Strong Financial Performance in FY25
For the financial year 2024-2025, Pelatro achieved a total consolidated revenue of INR 85.77 crores, marking a significant year-on-year growth of 56%. The company reported an EBITDA of INR 19.82 crores (23% margin) and a PAT of INR 11.89 crores (14% margin). The second half of FY25 saw revenue grow 23% over H1, with EBITDA and PAT growing 28% and 36% respectively, demonstrating strong operational leverage and nonlinearity in growth.

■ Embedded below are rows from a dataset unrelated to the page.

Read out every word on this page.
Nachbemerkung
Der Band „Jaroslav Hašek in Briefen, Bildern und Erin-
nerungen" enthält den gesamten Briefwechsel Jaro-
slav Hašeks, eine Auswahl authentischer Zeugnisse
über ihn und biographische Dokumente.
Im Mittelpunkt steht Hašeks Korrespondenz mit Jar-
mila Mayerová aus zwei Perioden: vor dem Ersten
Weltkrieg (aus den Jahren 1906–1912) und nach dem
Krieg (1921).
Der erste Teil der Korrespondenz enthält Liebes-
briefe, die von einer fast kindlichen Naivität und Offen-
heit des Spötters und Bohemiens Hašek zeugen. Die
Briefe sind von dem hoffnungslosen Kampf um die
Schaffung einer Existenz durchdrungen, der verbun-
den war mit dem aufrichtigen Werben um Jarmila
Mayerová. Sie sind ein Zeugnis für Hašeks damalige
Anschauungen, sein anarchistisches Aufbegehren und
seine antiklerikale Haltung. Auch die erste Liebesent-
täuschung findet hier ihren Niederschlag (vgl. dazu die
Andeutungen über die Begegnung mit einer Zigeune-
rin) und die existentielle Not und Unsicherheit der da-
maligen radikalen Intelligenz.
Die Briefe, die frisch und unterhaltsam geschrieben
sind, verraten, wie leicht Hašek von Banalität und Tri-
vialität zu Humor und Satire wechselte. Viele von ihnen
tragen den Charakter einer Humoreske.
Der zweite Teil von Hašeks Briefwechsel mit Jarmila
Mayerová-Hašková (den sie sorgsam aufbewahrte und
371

Strategic Acquisition of Estel Technologies Business
Pelatro is in the process of acquiring the business assets of Estel Technologies in India via a slump sale and its UAE subsidiary via share acquisition, expected to conclude within the next month. This acquisition is strategic, as Estel's products also serve the telco industry, offering significant cross-selling opportunities into Pelatro's existing customer base and expanding the product portfolio. The acquired business will become a division of Pelatro, not a separate subsidiary in India.

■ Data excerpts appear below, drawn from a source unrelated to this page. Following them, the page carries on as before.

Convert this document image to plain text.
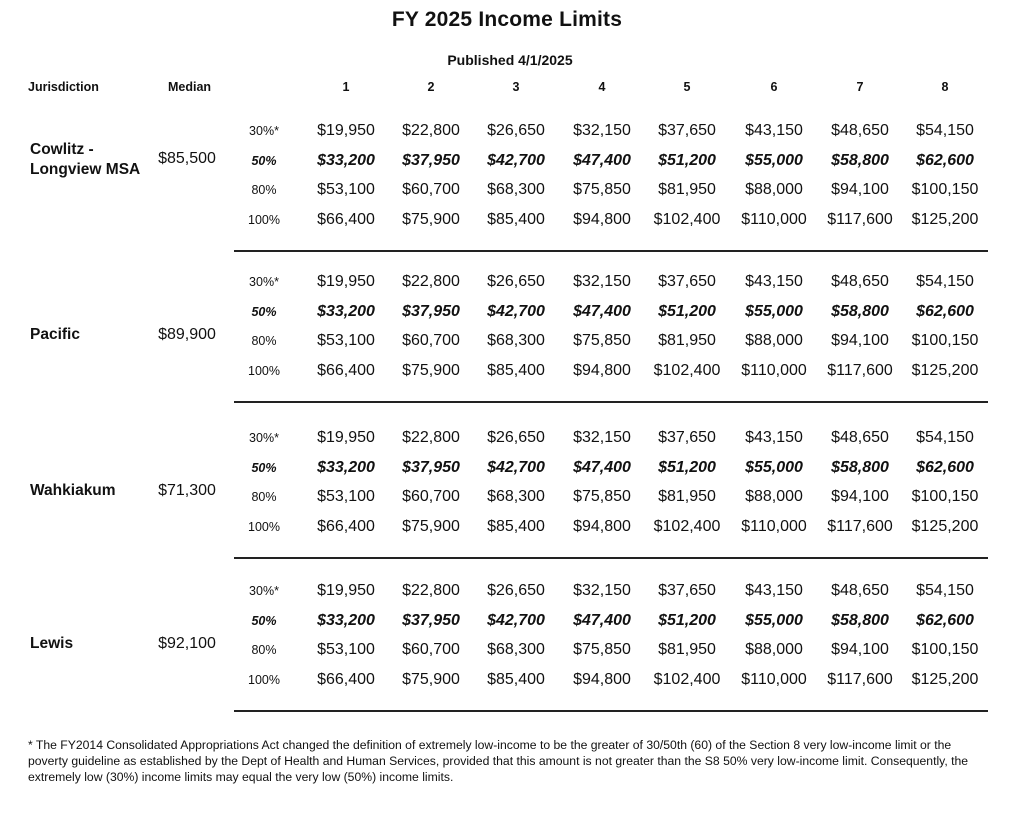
FY 2025 Income Limits
Published 4/1/2025
Jurisdiction	Median	1	2	3	4	5	6	7	8
Cowlitz -
Longview MSA
$85,500
30%*	$19,950	$22,800	$26,650	$32,150	$37,650	$43,150	$48,650	$54,150
50%	$33,200	$37,950	$42,700	$47,400	$51,200	$55,000	$58,800	$62,600
80%	$53,100	$60,700	$68,300	$75,850	$81,950	$88,000	$94,100	$100,150
100%	$66,400	$75,900	$85,400	$94,800	$102,400	$110,000	$117,600	$125,200
Pacific	$89,900
30%*	$19,950	$22,800	$26,650	$32,150	$37,650	$43,150	$48,650	$54,150
50%	$33,200	$37,950	$42,700	$47,400	$51,200	$55,000	$58,800	$62,600
80%	$53,100	$60,700	$68,300	$75,850	$81,950	$88,000	$94,100	$100,150
100%	$66,400	$75,900	$85,400	$94,800	$102,400	$110,000	$117,600	$125,200
Wahkiakum	$71,300
30%*	$19,950	$22,800	$26,650	$32,150	$37,650	$43,150	$48,650	$54,150
50%	$33,200	$37,950	$42,700	$47,400	$51,200	$55,000	$58,800	$62,600
80%	$53,100	$60,700	$68,300	$75,850	$81,950	$88,000	$94,100	$100,150
100%	$66,400	$75,900	$85,400	$94,800	$102,400	$110,000	$117,600	$125,200
Lewis	$92,100
30%*	$19,950	$22,800	$26,650	$32,150	$37,650	$43,150	$48,650	$54,150
50%	$33,200	$37,950	$42,700	$47,400	$51,200	$55,000	$58,800	$62,600
80%	$53,100	$60,700	$68,300	$75,850	$81,950	$88,000	$94,100	$100,150
100%	$66,400	$75,900	$85,400	$94,800	$102,400	$110,000	$117,600	$125,200
* The FY2014 Consolidated Appropriations Act changed the definition of extremely low-income to be the greater of 30/50th (60) of the Section 8 very low-income limit or the poverty guideline as established by the Dept of Health and Human Services, provided that this amount is not greater than the S8 50% very low-income limit. Consequently, the extremely low (30%) income limits may equal the very low (50%) income limits.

Market Opportunity and Growth Strategy
Management identified an addressable market of approximately 400 telcos globally. While the current average revenue per telco is INR 2.5-3 crores, the potential is estimated to reach INR 5 crores per telco, translating to a total market opportunity exceeding INR 2,000 crores. Pelatro's growth strategy involves geographic expansion, deepening relationships with existing customers by cross-selling more products, and strategic acquisitions like Estel, aiming for 25-40% annual revenue growth over the next five years.
Revenue Model and Profitability Outlook
Pelatro's revenue model is primarily split into repeat revenue (recurring and reoccurring) and one-time📎 revenue (perpetual license and implementation fees). The company aims for an optimal EBITDA margin of 30-35% in the long term, driven by its asset-light model and the nonlinearity of growth where profitability outpaces revenue growth. Software development expenses currently account for about 75% of total expenses, reflecting ongoing investment in product innovation.
Operational Efficiency and Customer Focus
The company has significantly improved its Days Sales Outstanding (DSO) from 145 days to 85 days, with a long-term target of 100-120 days, indicating enhanced collection efficiency. Pelatro maintains a strong focus on its telco-specific domain expertise, which it believes is a key competitive advantage against larger, more generalist players. The typical sales cycle is 10-12 months, with an implementation period of 4-6 months, and a contract win rate of approximately 30% for targeted deals.